Abschied und Margaritas

Der Weg von Las Cañadas nach Ensenada war nun nicht mehr weit. Also bin ich für meine Verhältnisse früh aufgestanden und habe mich kurz nach halb neun auf den Weg gemacht, um einen kleinen Hügel innerhalb des Freizeitparks zu erklimmen, um von dort einen schönen Überblick über das Tal und das überaus große Gelände des Parks zu bekommen. Erstaunlich war, wie grün die Anlage war und beim näheren Hinsehen konnte man erkennen, dass man überall Bewässerungsschlangen ausgelegt hatte. Der Weg zum kleinen Gipfel war mit Sinnsprüchen garniert, damit man einen Grund hatte stehen zu bleiben und zu verschnaufen.
Danach ging es aber flugs nach Ensenada zu Starbucks. Wir mussten unsere Gadgets mal wieder auf den letzten Softwarestand bringen. Und einen Cappuccino hatten wir auch schon lange nicht mehr.

Um 12.00 Uhr mittags waren wir mit unserer Gruppe beim Hotel California, etwa sieben Kilometer hinter Ensenada verabredet. Dort stehen wir heute Nacht und von dort sind wir gemeinsam mit zwei Taxen in die Innenstadt von Ensenada gefahren. Erster Besichtigungspunkt war dort der Fischmarkt. Erstaunlich, was es dort alles zu kaufen gab: kleine Fische aller Art, Thunfisch, Schwertfisch, Gambas und Muscheln, von denen nicht alle besonders hübsch waren. Unser Spaziergang führte uns weiter den Malecon entlang bis zu einem Platz, an dem ein überdimensionierter Fahnenmast stand. Patrick erklärte uns, dass im Rahmen eines Programms zur Stärkung eines Nationalgefühls die Gemeinden vor ein paar Jahren aufgerufen wurden, Fahnenmasten mit der Nationalflagge aufzubauen. Viele Orte sind dem wohl nachgekommen und da wollte man dann schon eine ordentliche Flagge wehen sehen. Heute hing hier zwar keine, aber wenn, wäre sie bestimmt riesig groß.

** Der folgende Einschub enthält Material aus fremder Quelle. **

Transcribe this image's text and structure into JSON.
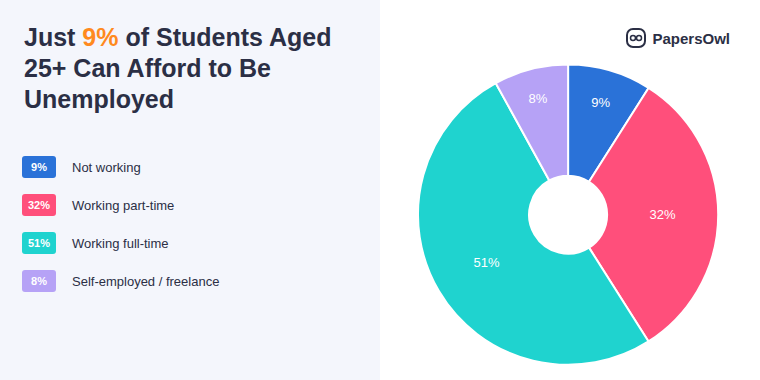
{
  "chart_data": {
    "type": "pie",
    "title": "Just 9% of Students Aged 25+ Can Afford to Be Unemployed",
    "categories": [
      "Not working",
      "Working part-time",
      "Working full-time",
      "Self-employed / freelance"
    ],
    "values": [
      9,
      32,
      51,
      8
    ],
    "value_labels": [
      "9%",
      "32%",
      "51%",
      "8%"
    ],
    "colors": [
      "#2a72d8",
      "#ff4f7b",
      "#1fd3cf",
      "#b6a2f6"
    ],
    "data_labels": true,
    "legend": "left",
    "annotations": [
      "PapersOwl"
    ]
  }
}
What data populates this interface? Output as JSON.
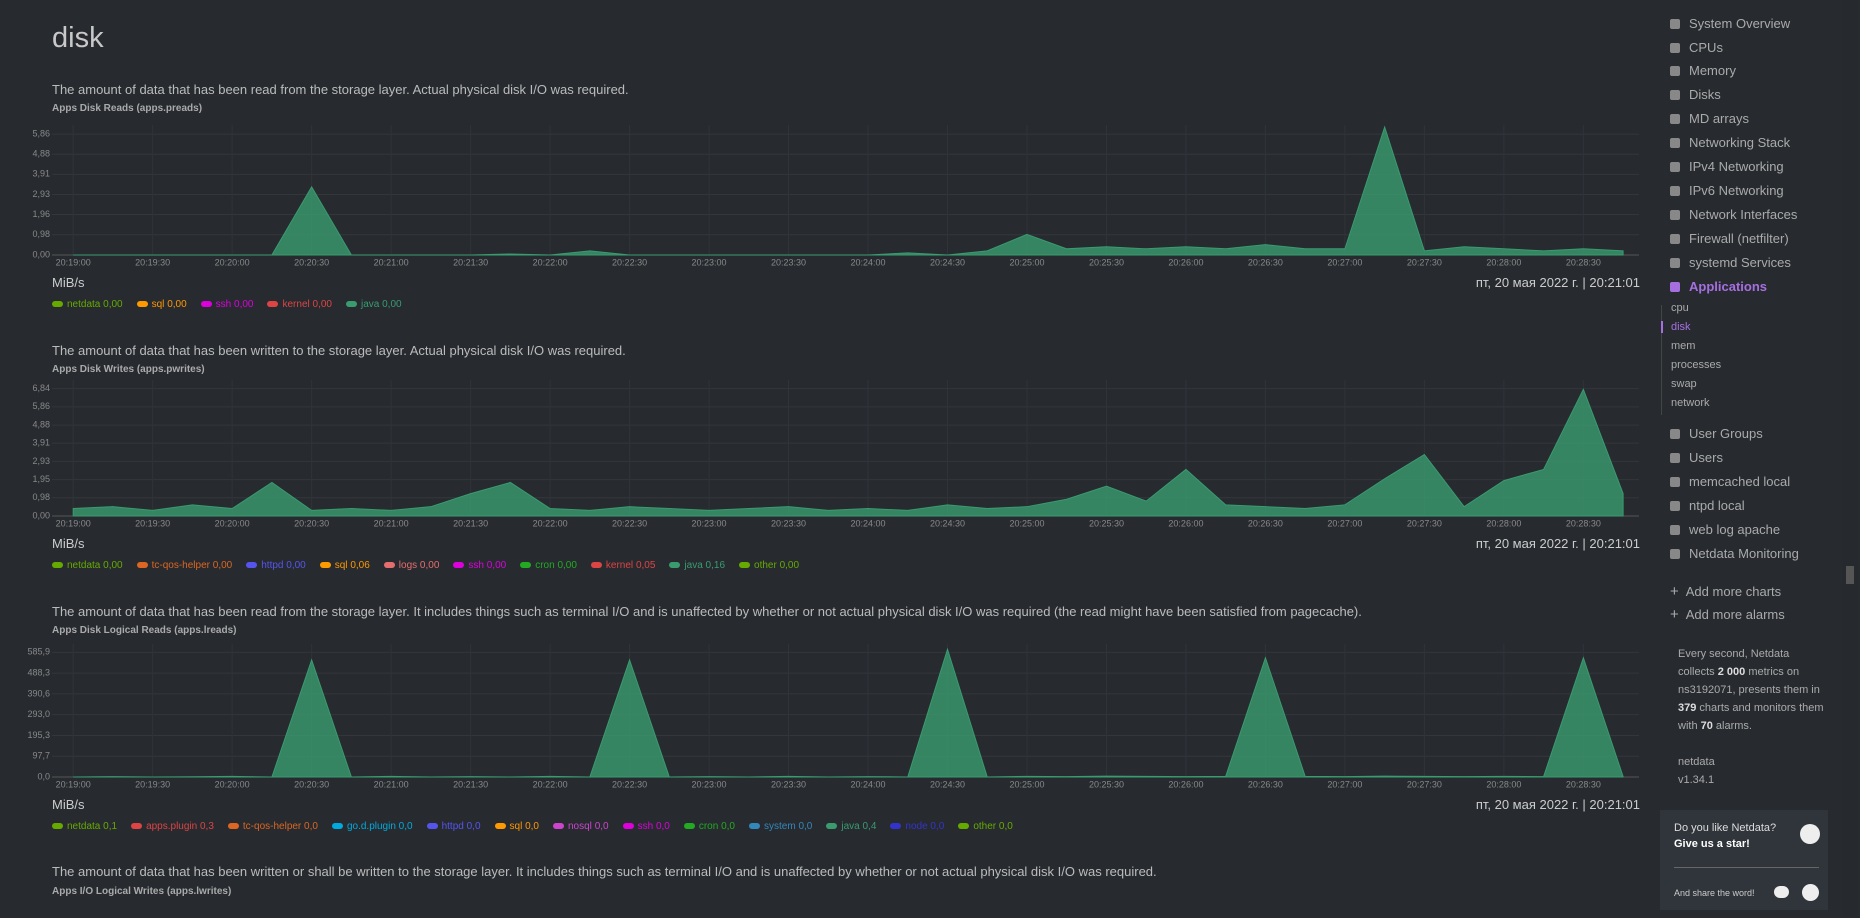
{
  "header": {
    "title": "disk"
  },
  "chart_data": [
    {
      "type": "area",
      "description": "The amount of data that has been read from the storage layer. Actual physical disk I/O was required.",
      "title": "Apps Disk Reads (apps.preads)",
      "units": "MiB/s",
      "timestamp": "пт, 20 мая 2022 г. | 20:21:01",
      "xlim": [
        73132,
        73731
      ],
      "xticks": [
        {
          "value": 73140,
          "label": "20:19:00"
        },
        {
          "value": 73170,
          "label": "20:19:30"
        },
        {
          "value": 73200,
          "label": "20:20:00"
        },
        {
          "value": 73230,
          "label": "20:20:30"
        },
        {
          "value": 73260,
          "label": "20:21:00"
        },
        {
          "value": 73290,
          "label": "20:21:30"
        },
        {
          "value": 73320,
          "label": "20:22:00"
        },
        {
          "value": 73350,
          "label": "20:22:30"
        },
        {
          "value": 73380,
          "label": "20:23:00"
        },
        {
          "value": 73410,
          "label": "20:23:30"
        },
        {
          "value": 73440,
          "label": "20:24:00"
        },
        {
          "value": 73470,
          "label": "20:24:30"
        },
        {
          "value": 73500,
          "label": "20:25:00"
        },
        {
          "value": 73530,
          "label": "20:25:30"
        },
        {
          "value": 73560,
          "label": "20:26:00"
        },
        {
          "value": 73590,
          "label": "20:26:30"
        },
        {
          "value": 73620,
          "label": "20:27:00"
        },
        {
          "value": 73650,
          "label": "20:27:30"
        },
        {
          "value": 73680,
          "label": "20:28:00"
        },
        {
          "value": 73710,
          "label": "20:28:30"
        }
      ],
      "ylim": [
        0,
        6.3
      ],
      "yticks": [
        {
          "value": 0,
          "label": "0,00"
        },
        {
          "value": 0.98,
          "label": "0,98"
        },
        {
          "value": 1.96,
          "label": "1,96"
        },
        {
          "value": 2.93,
          "label": "2,93"
        },
        {
          "value": 3.91,
          "label": "3,91"
        },
        {
          "value": 4.88,
          "label": "4,88"
        },
        {
          "value": 5.86,
          "label": "5,86"
        }
      ],
      "x": [
        73140,
        73155,
        73170,
        73185,
        73200,
        73215,
        73230,
        73245,
        73260,
        73275,
        73290,
        73305,
        73320,
        73335,
        73350,
        73365,
        73380,
        73395,
        73410,
        73425,
        73440,
        73455,
        73470,
        73485,
        73500,
        73515,
        73530,
        73545,
        73560,
        73575,
        73590,
        73605,
        73620,
        73635,
        73650,
        73665,
        73680,
        73695,
        73710,
        73725
      ],
      "series": [
        {
          "name": "netdata",
          "color": "#66aa00",
          "legend_value": "0,00"
        },
        {
          "name": "sql",
          "color": "#ff9900",
          "legend_value": "0,00"
        },
        {
          "name": "ssh",
          "color": "#dd00dd",
          "legend_value": "0,00"
        },
        {
          "name": "kernel",
          "color": "#dd4444",
          "legend_value": "0,00"
        },
        {
          "name": "java",
          "color": "#3a9b6f",
          "legend_value": "0,00",
          "values": [
            0,
            0,
            0,
            0,
            0,
            0,
            3.3,
            0,
            0,
            0,
            0,
            0.05,
            0,
            0.2,
            0,
            0,
            0,
            0,
            0,
            0,
            0,
            0.1,
            0,
            0.2,
            1.0,
            0.3,
            0.4,
            0.3,
            0.4,
            0.3,
            0.5,
            0.3,
            0.3,
            6.2,
            0.2,
            0.4,
            0.3,
            0.2,
            0.3,
            0.2
          ]
        }
      ]
    },
    {
      "type": "area",
      "description": "The amount of data that has been written to the storage layer. Actual physical disk I/O was required.",
      "title": "Apps Disk Writes (apps.pwrites)",
      "units": "MiB/s",
      "timestamp": "пт, 20 мая 2022 г. | 20:21:01",
      "xlim": [
        73132,
        73731
      ],
      "xticks": [
        {
          "value": 73140,
          "label": "20:19:00"
        },
        {
          "value": 73170,
          "label": "20:19:30"
        },
        {
          "value": 73200,
          "label": "20:20:00"
        },
        {
          "value": 73230,
          "label": "20:20:30"
        },
        {
          "value": 73260,
          "label": "20:21:00"
        },
        {
          "value": 73290,
          "label": "20:21:30"
        },
        {
          "value": 73320,
          "label": "20:22:00"
        },
        {
          "value": 73350,
          "label": "20:22:30"
        },
        {
          "value": 73380,
          "label": "20:23:00"
        },
        {
          "value": 73410,
          "label": "20:23:30"
        },
        {
          "value": 73440,
          "label": "20:24:00"
        },
        {
          "value": 73470,
          "label": "20:24:30"
        },
        {
          "value": 73500,
          "label": "20:25:00"
        },
        {
          "value": 73530,
          "label": "20:25:30"
        },
        {
          "value": 73560,
          "label": "20:26:00"
        },
        {
          "value": 73590,
          "label": "20:26:30"
        },
        {
          "value": 73620,
          "label": "20:27:00"
        },
        {
          "value": 73650,
          "label": "20:27:30"
        },
        {
          "value": 73680,
          "label": "20:28:00"
        },
        {
          "value": 73710,
          "label": "20:28:30"
        }
      ],
      "ylim": [
        0,
        7.3
      ],
      "yticks": [
        {
          "value": 0,
          "label": "0,00"
        },
        {
          "value": 0.98,
          "label": "0,98"
        },
        {
          "value": 1.95,
          "label": "1,95"
        },
        {
          "value": 2.93,
          "label": "2,93"
        },
        {
          "value": 3.91,
          "label": "3,91"
        },
        {
          "value": 4.88,
          "label": "4,88"
        },
        {
          "value": 5.86,
          "label": "5,86"
        },
        {
          "value": 6.84,
          "label": "6,84"
        }
      ],
      "x": [
        73140,
        73155,
        73170,
        73185,
        73200,
        73215,
        73230,
        73245,
        73260,
        73275,
        73290,
        73305,
        73320,
        73335,
        73350,
        73365,
        73380,
        73395,
        73410,
        73425,
        73440,
        73455,
        73470,
        73485,
        73500,
        73515,
        73530,
        73545,
        73560,
        73575,
        73590,
        73605,
        73620,
        73635,
        73650,
        73665,
        73680,
        73695,
        73710,
        73725
      ],
      "series": [
        {
          "name": "netdata",
          "color": "#66aa00",
          "legend_value": "0,00"
        },
        {
          "name": "tc-qos-helper",
          "color": "#dd6622",
          "legend_value": "0,00"
        },
        {
          "name": "httpd",
          "color": "#5555ee",
          "legend_value": "0,00"
        },
        {
          "name": "sql",
          "color": "#ff9900",
          "legend_value": "0,06"
        },
        {
          "name": "logs",
          "color": "#e56d6d",
          "legend_value": "0,00"
        },
        {
          "name": "ssh",
          "color": "#dd00dd",
          "legend_value": "0,00"
        },
        {
          "name": "cron",
          "color": "#22aa22",
          "legend_value": "0,00"
        },
        {
          "name": "kernel",
          "color": "#dd4444",
          "legend_value": "0,05"
        },
        {
          "name": "java",
          "color": "#3a9b6f",
          "legend_value": "0,16",
          "values": [
            0.4,
            0.5,
            0.3,
            0.6,
            0.4,
            1.8,
            0.3,
            0.4,
            0.3,
            0.5,
            1.2,
            1.8,
            0.4,
            0.3,
            0.5,
            0.4,
            0.3,
            0.4,
            0.5,
            0.3,
            0.4,
            0.3,
            0.6,
            0.4,
            0.5,
            0.9,
            1.6,
            0.8,
            2.5,
            0.6,
            0.5,
            0.4,
            0.6,
            2.0,
            3.3,
            0.5,
            1.9,
            2.5,
            6.8,
            1.2
          ]
        },
        {
          "name": "other",
          "color": "#66aa00",
          "legend_value": "0,00"
        }
      ]
    },
    {
      "type": "area",
      "description": "The amount of data that has been read from the storage layer. It includes things such as terminal I/O and is unaffected by whether or not actual physical disk I/O was required (the read might have been satisfied from pagecache).",
      "title": "Apps Disk Logical Reads (apps.lreads)",
      "units": "MiB/s",
      "timestamp": "пт, 20 мая 2022 г. | 20:21:01",
      "xlim": [
        73132,
        73731
      ],
      "xticks": [
        {
          "value": 73140,
          "label": "20:19:00"
        },
        {
          "value": 73170,
          "label": "20:19:30"
        },
        {
          "value": 73200,
          "label": "20:20:00"
        },
        {
          "value": 73230,
          "label": "20:20:30"
        },
        {
          "value": 73260,
          "label": "20:21:00"
        },
        {
          "value": 73290,
          "label": "20:21:30"
        },
        {
          "value": 73320,
          "label": "20:22:00"
        },
        {
          "value": 73350,
          "label": "20:22:30"
        },
        {
          "value": 73380,
          "label": "20:23:00"
        },
        {
          "value": 73410,
          "label": "20:23:30"
        },
        {
          "value": 73440,
          "label": "20:24:00"
        },
        {
          "value": 73470,
          "label": "20:24:30"
        },
        {
          "value": 73500,
          "label": "20:25:00"
        },
        {
          "value": 73530,
          "label": "20:25:30"
        },
        {
          "value": 73560,
          "label": "20:26:00"
        },
        {
          "value": 73590,
          "label": "20:26:30"
        },
        {
          "value": 73620,
          "label": "20:27:00"
        },
        {
          "value": 73650,
          "label": "20:27:30"
        },
        {
          "value": 73680,
          "label": "20:28:00"
        },
        {
          "value": 73710,
          "label": "20:28:30"
        }
      ],
      "ylim": [
        0,
        625
      ],
      "yticks": [
        {
          "value": 0,
          "label": "0,0"
        },
        {
          "value": 97.7,
          "label": "97,7"
        },
        {
          "value": 195.3,
          "label": "195,3"
        },
        {
          "value": 293,
          "label": "293,0"
        },
        {
          "value": 390.6,
          "label": "390,6"
        },
        {
          "value": 488.3,
          "label": "488,3"
        },
        {
          "value": 585.9,
          "label": "585,9"
        }
      ],
      "x": [
        73140,
        73155,
        73170,
        73185,
        73200,
        73215,
        73230,
        73245,
        73260,
        73275,
        73290,
        73305,
        73320,
        73335,
        73350,
        73365,
        73380,
        73395,
        73410,
        73425,
        73440,
        73455,
        73470,
        73485,
        73500,
        73515,
        73530,
        73545,
        73560,
        73575,
        73590,
        73605,
        73620,
        73635,
        73650,
        73665,
        73680,
        73695,
        73710,
        73725
      ],
      "series": [
        {
          "name": "netdata",
          "color": "#66aa00",
          "legend_value": "0,1"
        },
        {
          "name": "apps.plugin",
          "color": "#dd4444",
          "legend_value": "0,3"
        },
        {
          "name": "tc-qos-helper",
          "color": "#dd6622",
          "legend_value": "0,0"
        },
        {
          "name": "go.d.plugin",
          "color": "#00aadd",
          "legend_value": "0,0"
        },
        {
          "name": "httpd",
          "color": "#5555ee",
          "legend_value": "0,0"
        },
        {
          "name": "sql",
          "color": "#ff9900",
          "legend_value": "0,0"
        },
        {
          "name": "nosql",
          "color": "#cc44cc",
          "legend_value": "0,0"
        },
        {
          "name": "ssh",
          "color": "#dd00dd",
          "legend_value": "0,0"
        },
        {
          "name": "cron",
          "color": "#22aa22",
          "legend_value": "0,0"
        },
        {
          "name": "system",
          "color": "#3388bb",
          "legend_value": "0,0"
        },
        {
          "name": "java",
          "color": "#3a9b6f",
          "legend_value": "0,4",
          "values": [
            0,
            2,
            0,
            1,
            3,
            0,
            550,
            0,
            3,
            0,
            2,
            0,
            3,
            0,
            550,
            0,
            2,
            0,
            3,
            0,
            2,
            0,
            600,
            0,
            3,
            2,
            4,
            3,
            2,
            3,
            560,
            3,
            2,
            4,
            3,
            2,
            3,
            2,
            560,
            2
          ]
        },
        {
          "name": "node",
          "color": "#3333cc",
          "legend_value": "0,0"
        },
        {
          "name": "other",
          "color": "#66aa00",
          "legend_value": "0,0"
        }
      ]
    },
    {
      "type": "area",
      "description": "The amount of data that has been written or shall be written to the storage layer. It includes things such as terminal I/O and is unaffected by whether or not actual physical disk I/O was required.",
      "title": "Apps I/O Logical Writes (apps.lwrites)"
    }
  ],
  "sidebar": {
    "items": [
      "System Overview",
      "CPUs",
      "Memory",
      "Disks",
      "MD arrays",
      "Networking Stack",
      "IPv4 Networking",
      "IPv6 Networking",
      "Network Interfaces",
      "Firewall (netfilter)",
      "systemd Services",
      "Applications"
    ],
    "subitems": [
      "cpu",
      "disk",
      "mem",
      "processes",
      "swap",
      "network"
    ],
    "items2": [
      "User Groups",
      "Users",
      "memcached local",
      "ntpd local",
      "web log apache",
      "Netdata Monitoring"
    ],
    "actions": [
      "Add more charts",
      "Add more alarms"
    ],
    "info": [
      "Every second, Netdata collects ",
      "2 000",
      " metrics on ns3192071, presents them in ",
      "379",
      " charts and monitors them with ",
      "70",
      " alarms."
    ],
    "product": "netdata",
    "version": "v1.34.1",
    "star_question": "Do you like Netdata?",
    "star_cta": "Give us a star!",
    "share": "And share the word!"
  }
}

Unser nächste Stopp war beim „Plaza de las 3 Cabezas“, der von den drei riesigen Köpfen der für Mexiko wichtigen Männer beherrscht wurde: Miguel Hildalgo y Costilla (Freiheitskämpfer), Benito Juárez (erster indigener Präsident Mexikos) und Venustiano Carranza (Impulsgeber für die mexikanische Verfassung von 1917).
Nach so viel Kultur, ganz wichtig war unser nächstes Ziel Hussong´s Cantina, eine historische Kneipe, wo angeblich einst die „Margarita“ erfunden wurde. Von außen sieht die Kneipe unscheinbar aus und aber innen ist sie urig eingerichtet mit vielen Bildern an der Wand und Sägespänen auf dem Boden. An einer Längsseite dominiert eine Bar und ansonsten gibt es einfache Tische und Stühle. Eine mexikanische Band, die wohl von Kneipe zu Kneipe zieht, spielte zwei flotte Nummern und zog dann weiter zum nächsten Tisch. Die Margerita schmeckte super, aber um 14.00 Uhr mittags bin ich das dann doch nicht so gewöhnt, sodass Martin und ich um die Ecke weiterzogen, um ein leckeres Pollo zu essen. Gestärkt konnten wir uns dann den Souvenirshops zuwenden.
Und es half auch, dass wir gegen 16.00 Uhr zurück beim Hotel waren und uns noch ein bisschen ausruhen konnten, bevor es zur letzten Besprechung dieser Reise mit anschließendem Abschiedsessen ging.
500 Meter vom Hotel California waren wir ausgezeichnet essen in einem Restaurant mit Blick auf den Pazifik. Wie immer war es ein unterhaltsamer Abend und Joop hielt eine kleine Rede, in der er unsere gemeinsame Reise Revue passieren ließ und sich in unser aller Namen bei Patrick, dem GO (Großer Organisator) dieses Trips ganz herzlich bedankte. Die Zeit verging wirklich wie im Flug, es war unsere erste Reise mit einer Gruppe und es war wirklich toll. Danke an Günter, Uli, Joop, Helen, Josef, Eva, Kristen, Vibeke, Werner, Véronique, Patrick und Anton. Gute Reise und „¡Hasta luego!“.